Compounding is a specialty area of the pharmacy industry, most compounds must be made up for a specific patient at a specific dose. Most don't last long and must be refrigerated. "I can provide several doses, or a several days worth, to a patient," says Weiland. "Because the compounds are somewhat unstable, it's often not possible to mix more than a little."
Weiland provides delivery for most of the pharmacuticals she mixes. "I'm a one person operation," she says. "The benefits are that I'm the one receiving the prescription, filling it, billing the insurance company for it and delivering it to the patient. That creates a wonderful environment where I can take the time to get to know the needs and concerns of each client."
That environment is one of the elements Weiland enjoys the most. "In IV therapy, I'm working with the prescribing doctor, the nurse who administers the IV, and the patient.

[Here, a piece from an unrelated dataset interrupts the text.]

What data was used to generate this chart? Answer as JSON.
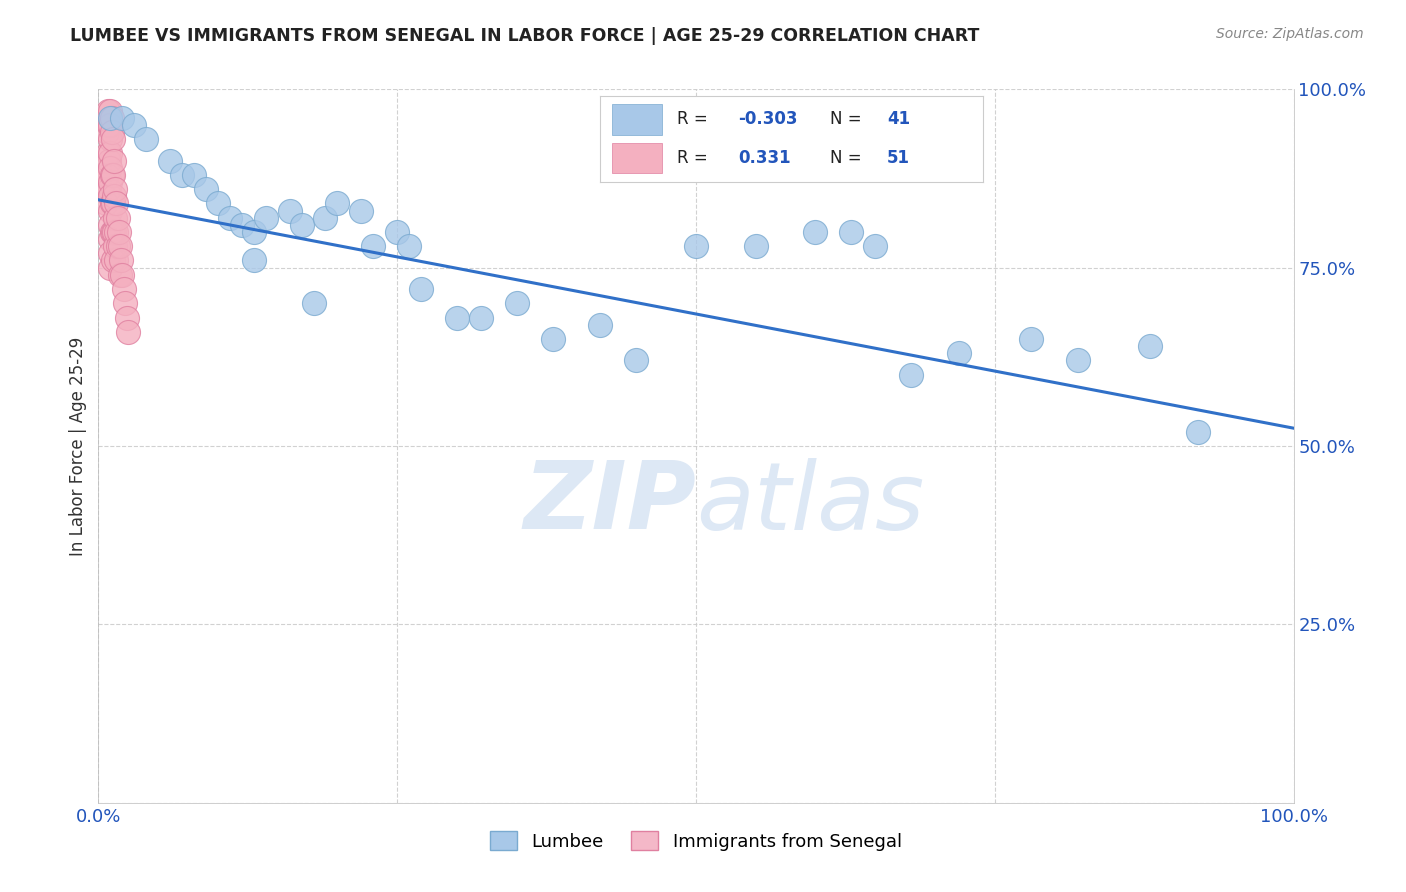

Because I'm in the home along with the nurse, we are both able to work to educate the patient about self-care, and to collect information and comments for the doctor," she says. "Sometimes it's a matter of having two sets of ears to understand the patient's concern, or to explain what's happening in terms the patient and the patient's family can understand. It's rewarding to be a part of a team like that."
Weiland's pharmacy background included time in hospital pharmacies and retail drug stores. "I like this aspect better," she says. "In a retail setting it's just you, standing at a window getting only a brief glimpse into a customer's life. You don't know if the prescription is taken properly, or if it works at all. You just dispense it and move onto the next customer. With Specialty Services, while I do serve lots of one-time-only clients, many are being treated for chronic problems. I get to know them, and they know me. I really feel as if I'm making a meaningful difference in someone's life. And that's really neat."